Подбежал уже к хозяину, невероятно радуясь, что все его любимые люди собрались, чтобы с ним поиграть.
Опустил мячик у ног, носом толкнул, призывая…
Только как-то… Никак.
Агата оттолкнула Гаврилу, отодвинулась сначала, стирая слезы с лица, отворачиваясь, не глядя ни на одного из мужчин. Что дальше будет — понятно. Гаврила снова красиво наплел. Но спасая свою шкуру — ее потопит.
— Ты намылилась куда?
Она встала, собиралась просто убежать. Постыдно. Как слабачка. Хотя бы в комнату.
Но Костя не дал.
За запястье поймал. Сжал с силой. Агата дернулась, но безрезультатно. Посмотреть ему в глаза сейчас не смогла бы. Поэтому снова — куда-угодно…
— Отпусти, Кость…
Агата не просила, это сделал за нее Гаврила. Сказал тихо, глядя на то, как плотно его пальцы сжимают девичью руку.
Конечно, знал, что вызывает огонь на себя. Костя снова не настроен слушать. Костя снова в психах…
— В чем моя проблема, Агата? В чем блять моя проблема? Ты с ним можешь говорить. Ты с ним всё можешь. Я чем хуже? Что я блять должен сделать?

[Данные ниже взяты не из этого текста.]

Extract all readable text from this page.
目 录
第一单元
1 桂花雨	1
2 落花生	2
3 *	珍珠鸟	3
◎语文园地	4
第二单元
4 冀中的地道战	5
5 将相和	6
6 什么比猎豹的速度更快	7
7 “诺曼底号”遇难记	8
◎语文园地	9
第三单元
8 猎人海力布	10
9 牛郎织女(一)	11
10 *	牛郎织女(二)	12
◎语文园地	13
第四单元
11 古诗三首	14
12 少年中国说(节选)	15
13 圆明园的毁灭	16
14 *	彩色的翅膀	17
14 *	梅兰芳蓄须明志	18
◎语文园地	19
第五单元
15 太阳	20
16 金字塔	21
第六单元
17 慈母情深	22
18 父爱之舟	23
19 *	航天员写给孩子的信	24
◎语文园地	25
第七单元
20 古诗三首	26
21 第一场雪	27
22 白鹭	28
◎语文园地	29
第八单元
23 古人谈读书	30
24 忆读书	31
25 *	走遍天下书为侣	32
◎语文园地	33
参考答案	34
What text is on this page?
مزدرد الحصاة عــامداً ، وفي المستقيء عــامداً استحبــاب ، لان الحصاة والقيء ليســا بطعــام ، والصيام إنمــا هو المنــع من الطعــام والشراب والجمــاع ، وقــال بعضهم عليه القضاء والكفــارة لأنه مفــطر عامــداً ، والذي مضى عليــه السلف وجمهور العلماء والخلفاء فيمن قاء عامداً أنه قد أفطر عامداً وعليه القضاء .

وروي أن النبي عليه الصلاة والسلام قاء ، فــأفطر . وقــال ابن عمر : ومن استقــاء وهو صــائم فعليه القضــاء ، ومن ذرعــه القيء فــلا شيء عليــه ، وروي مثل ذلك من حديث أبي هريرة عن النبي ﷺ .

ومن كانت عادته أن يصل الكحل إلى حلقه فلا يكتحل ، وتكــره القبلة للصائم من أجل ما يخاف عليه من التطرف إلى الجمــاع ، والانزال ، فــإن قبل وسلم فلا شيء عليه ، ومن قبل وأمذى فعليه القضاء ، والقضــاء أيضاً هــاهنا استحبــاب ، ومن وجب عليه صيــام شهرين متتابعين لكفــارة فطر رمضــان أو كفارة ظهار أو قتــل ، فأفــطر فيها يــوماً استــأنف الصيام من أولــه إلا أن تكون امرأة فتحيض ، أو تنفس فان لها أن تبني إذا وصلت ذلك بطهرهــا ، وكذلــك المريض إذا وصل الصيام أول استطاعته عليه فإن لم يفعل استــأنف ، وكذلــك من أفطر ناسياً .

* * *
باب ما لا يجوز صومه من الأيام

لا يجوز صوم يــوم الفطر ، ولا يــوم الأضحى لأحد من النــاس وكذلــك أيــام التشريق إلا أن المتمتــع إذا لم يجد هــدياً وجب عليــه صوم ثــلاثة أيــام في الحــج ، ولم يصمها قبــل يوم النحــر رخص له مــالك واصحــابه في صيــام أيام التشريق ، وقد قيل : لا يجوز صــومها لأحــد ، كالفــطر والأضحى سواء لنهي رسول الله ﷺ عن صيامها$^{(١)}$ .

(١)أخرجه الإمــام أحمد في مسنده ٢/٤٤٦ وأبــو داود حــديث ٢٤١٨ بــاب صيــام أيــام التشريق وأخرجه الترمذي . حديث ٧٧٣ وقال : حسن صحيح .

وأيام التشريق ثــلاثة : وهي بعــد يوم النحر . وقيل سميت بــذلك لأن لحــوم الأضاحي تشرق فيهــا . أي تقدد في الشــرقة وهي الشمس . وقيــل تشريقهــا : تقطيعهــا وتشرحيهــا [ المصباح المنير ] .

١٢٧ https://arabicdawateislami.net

Игнорируя обращение Гаврилы, Костя задавал вопрос за вопросом Агате. Наверное, действительно хотел бы получить ответы. Но у нее их не было. Она множество раз говорила. Отпустить. Просто взять и отпустить…
Но на это он не способен. А Гордеевское божество… Каждый идол рано или поздно будет сброшен в реку. Люди переменчивы. Когда-то для этого нужны века и поколения. Когда-то счет идет на дни. С Костей всё будет быстро.
— Да отъебись ты от меня! — не выдержав, Агата дернула руку с силой, вывернулась, не оглядываясь, и не тратя себя на размышления, как выглядит со стороны и чем обернется для Гаврилы, понеслась к дому, просто надеясь не навернуться.
Взбежала на второй этаж, в свою комнату, хлопнула дверью, но та отлетела. Сначала Агата хотела замкнуться, а потом поняла…
Вот сейчас уже точно всё бессмысленно. Абсолютно бессмысленно.
Опустилась на пол, уткнулась лицом в ладони, расплакалась, зная, что во дворе сейчас Гаврила всё рассказывает…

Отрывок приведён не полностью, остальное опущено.